1. Much higher specificity. There's a lot more engineerable surface area on an antibody. This allows you to design binders with high specificity, which is critical for MPMPs, many of which look very similar to each other and thus lead to off-target toxicity/side-effects if your drug is non-specific. This is a major issue with small molecules.

2. Extended half-life: Antibodies stay in your bloodstream for weeks vs < 1 day for small molecules. This means less frequent dosing.

3. Antibodies as handles for other functions. You can use antibodies to e.g. recruit t-cells to a cancer overexpressing a GPCR or claudin, or use that antibody binding head as a CAR, or use the antibody binding head in an ADC. You can use the antibody to recruit other immune cells (important concept generally with cancer).

4. Well-trodden formulation and manufacturing path. These can be dealbreakers in DD, but for a well behaved antibody it's relatively standard. For a small molecule, it's a different process each time, and a much more frequent source of failure.

So, in the end, small molecules may be less competition than one would naively assume. There’s one more issue which is a little nuanced, and a bit out there, but it feels worth mentioning.

Returning back to Nabla’s JAM paper, when designing binders for CXCR7, they found something curious: their best binder had aggregation tendencies that might limit its developability. The authors make an observation: this aggregation propensity mirrors that of CXCR7's native ligand SDF1α. This raises a question about the fundamental nature of GPCR targeting: is there an inherent tension between effective binding and developability? The features that allow for engagement with GPCR’s may inevitably cause issues.

If this is indeed true, it may be the case that even if you can design soluble proxies of membrane receptors, in-vitro screening assays that rely on those isolated proxies will also cause issues. Here's the chain of logic:

  1. You create a soluble proxy of your MPMP target
  2. You screen for binders against this proxy
  3. The binders that show the strongest affinity are likely to be those that best mimic the natural binding mode
  4. But if that natural binding mode inherently requires "sticky" interfaces...then you're essentially selecting for problematic developability properties by design.

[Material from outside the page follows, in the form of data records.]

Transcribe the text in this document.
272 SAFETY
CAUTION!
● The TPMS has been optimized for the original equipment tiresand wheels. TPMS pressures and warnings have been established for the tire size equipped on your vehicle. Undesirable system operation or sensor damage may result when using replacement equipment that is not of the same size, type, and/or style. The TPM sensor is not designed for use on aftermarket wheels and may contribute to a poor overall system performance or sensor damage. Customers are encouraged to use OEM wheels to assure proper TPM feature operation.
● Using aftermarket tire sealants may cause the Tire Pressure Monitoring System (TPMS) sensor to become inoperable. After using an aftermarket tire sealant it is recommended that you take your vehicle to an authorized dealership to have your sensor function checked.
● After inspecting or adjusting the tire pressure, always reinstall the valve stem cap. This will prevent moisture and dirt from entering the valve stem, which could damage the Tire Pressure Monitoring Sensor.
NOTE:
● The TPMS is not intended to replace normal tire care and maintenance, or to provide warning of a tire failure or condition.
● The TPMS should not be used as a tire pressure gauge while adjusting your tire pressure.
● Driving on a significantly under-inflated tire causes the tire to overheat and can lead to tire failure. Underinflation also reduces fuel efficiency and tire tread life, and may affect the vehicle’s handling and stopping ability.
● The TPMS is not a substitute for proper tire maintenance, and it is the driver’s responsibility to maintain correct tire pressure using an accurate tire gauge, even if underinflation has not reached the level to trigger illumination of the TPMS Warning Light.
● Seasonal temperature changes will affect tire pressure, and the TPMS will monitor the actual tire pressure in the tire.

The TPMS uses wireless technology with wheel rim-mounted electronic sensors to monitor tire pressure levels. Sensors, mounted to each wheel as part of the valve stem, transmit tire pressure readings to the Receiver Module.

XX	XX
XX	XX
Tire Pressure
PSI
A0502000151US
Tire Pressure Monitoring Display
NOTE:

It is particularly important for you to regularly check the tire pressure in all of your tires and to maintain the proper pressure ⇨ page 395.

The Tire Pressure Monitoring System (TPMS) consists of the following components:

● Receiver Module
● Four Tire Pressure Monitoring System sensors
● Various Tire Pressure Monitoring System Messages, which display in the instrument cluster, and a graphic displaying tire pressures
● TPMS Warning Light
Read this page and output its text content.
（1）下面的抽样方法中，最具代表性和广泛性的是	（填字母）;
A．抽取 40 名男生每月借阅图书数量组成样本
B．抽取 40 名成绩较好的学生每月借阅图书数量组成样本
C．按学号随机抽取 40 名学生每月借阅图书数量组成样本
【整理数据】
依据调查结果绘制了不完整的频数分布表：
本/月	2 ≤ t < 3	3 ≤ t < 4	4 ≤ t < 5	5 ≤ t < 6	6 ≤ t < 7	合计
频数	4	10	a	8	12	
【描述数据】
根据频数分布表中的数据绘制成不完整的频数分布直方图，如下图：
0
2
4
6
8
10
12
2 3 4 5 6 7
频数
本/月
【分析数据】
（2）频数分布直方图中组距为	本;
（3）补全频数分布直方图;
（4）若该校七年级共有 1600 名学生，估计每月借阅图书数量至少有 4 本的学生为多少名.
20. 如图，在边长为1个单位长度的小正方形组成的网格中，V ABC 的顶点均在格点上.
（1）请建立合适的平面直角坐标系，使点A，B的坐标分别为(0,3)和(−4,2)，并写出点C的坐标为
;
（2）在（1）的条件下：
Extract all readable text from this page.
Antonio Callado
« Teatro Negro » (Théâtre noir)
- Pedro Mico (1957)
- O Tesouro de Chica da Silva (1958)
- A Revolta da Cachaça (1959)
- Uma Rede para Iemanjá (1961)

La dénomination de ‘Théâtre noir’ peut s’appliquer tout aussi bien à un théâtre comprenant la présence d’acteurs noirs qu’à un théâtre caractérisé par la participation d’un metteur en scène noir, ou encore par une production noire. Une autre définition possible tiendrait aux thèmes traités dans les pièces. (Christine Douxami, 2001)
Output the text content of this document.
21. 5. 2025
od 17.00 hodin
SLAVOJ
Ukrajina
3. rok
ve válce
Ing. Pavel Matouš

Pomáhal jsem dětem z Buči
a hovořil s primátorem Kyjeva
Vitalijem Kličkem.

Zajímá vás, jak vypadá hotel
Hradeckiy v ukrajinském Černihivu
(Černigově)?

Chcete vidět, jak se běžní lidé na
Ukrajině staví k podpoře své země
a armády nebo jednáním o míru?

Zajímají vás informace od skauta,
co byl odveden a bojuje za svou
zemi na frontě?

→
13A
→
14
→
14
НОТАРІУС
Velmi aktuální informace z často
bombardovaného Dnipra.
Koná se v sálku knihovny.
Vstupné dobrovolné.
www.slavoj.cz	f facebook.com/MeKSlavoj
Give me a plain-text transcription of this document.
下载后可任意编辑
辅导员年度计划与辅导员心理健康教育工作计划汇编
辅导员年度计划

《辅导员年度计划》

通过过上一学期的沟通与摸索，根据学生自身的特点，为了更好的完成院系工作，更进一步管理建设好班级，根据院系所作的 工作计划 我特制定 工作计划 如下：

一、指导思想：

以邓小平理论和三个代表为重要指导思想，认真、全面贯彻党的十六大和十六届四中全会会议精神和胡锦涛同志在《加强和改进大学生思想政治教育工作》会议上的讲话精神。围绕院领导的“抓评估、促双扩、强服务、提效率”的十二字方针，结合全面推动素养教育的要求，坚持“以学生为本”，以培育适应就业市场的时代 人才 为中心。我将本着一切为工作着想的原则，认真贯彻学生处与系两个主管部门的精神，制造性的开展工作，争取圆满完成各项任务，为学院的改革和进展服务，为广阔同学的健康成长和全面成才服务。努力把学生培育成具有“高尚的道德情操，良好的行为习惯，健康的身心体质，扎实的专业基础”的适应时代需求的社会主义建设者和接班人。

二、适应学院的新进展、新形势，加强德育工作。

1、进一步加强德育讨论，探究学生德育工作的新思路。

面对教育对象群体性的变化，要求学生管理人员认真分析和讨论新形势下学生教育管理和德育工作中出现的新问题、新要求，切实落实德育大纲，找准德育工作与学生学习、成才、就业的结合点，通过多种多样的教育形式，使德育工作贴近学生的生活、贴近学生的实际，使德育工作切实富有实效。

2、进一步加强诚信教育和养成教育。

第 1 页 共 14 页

In the end, while Nabla may have first in-class access to targets, binders to those targets may also be awful to work with.

Is this a huge issue? I don’t think so, especially since they didn’t point out that this occurred with binders to solCLDN4. The fact that this phenomenon wasn't observed in their non-GPCR MPMP work indicates that this isn't a universal issue across all multi-pass membrane proteins.

However, for GPCRs specifically, it points to an interesting constraint on the potential of target engineering. Since whatever binders you find to that target will have downstream issues that must be amended. Of course, JAM will still be helpful! Instead of struggling with target protein stability and assay development, drug developers will be wrestling with optimizing developability properties of their hits, which instinctively feels like a faster problem to iterate upon. Overall, this point is very much splitting hairs, but maybe an interesting thing to think about.

That’s it for this piece! Excited to see what else comes out of Nabla.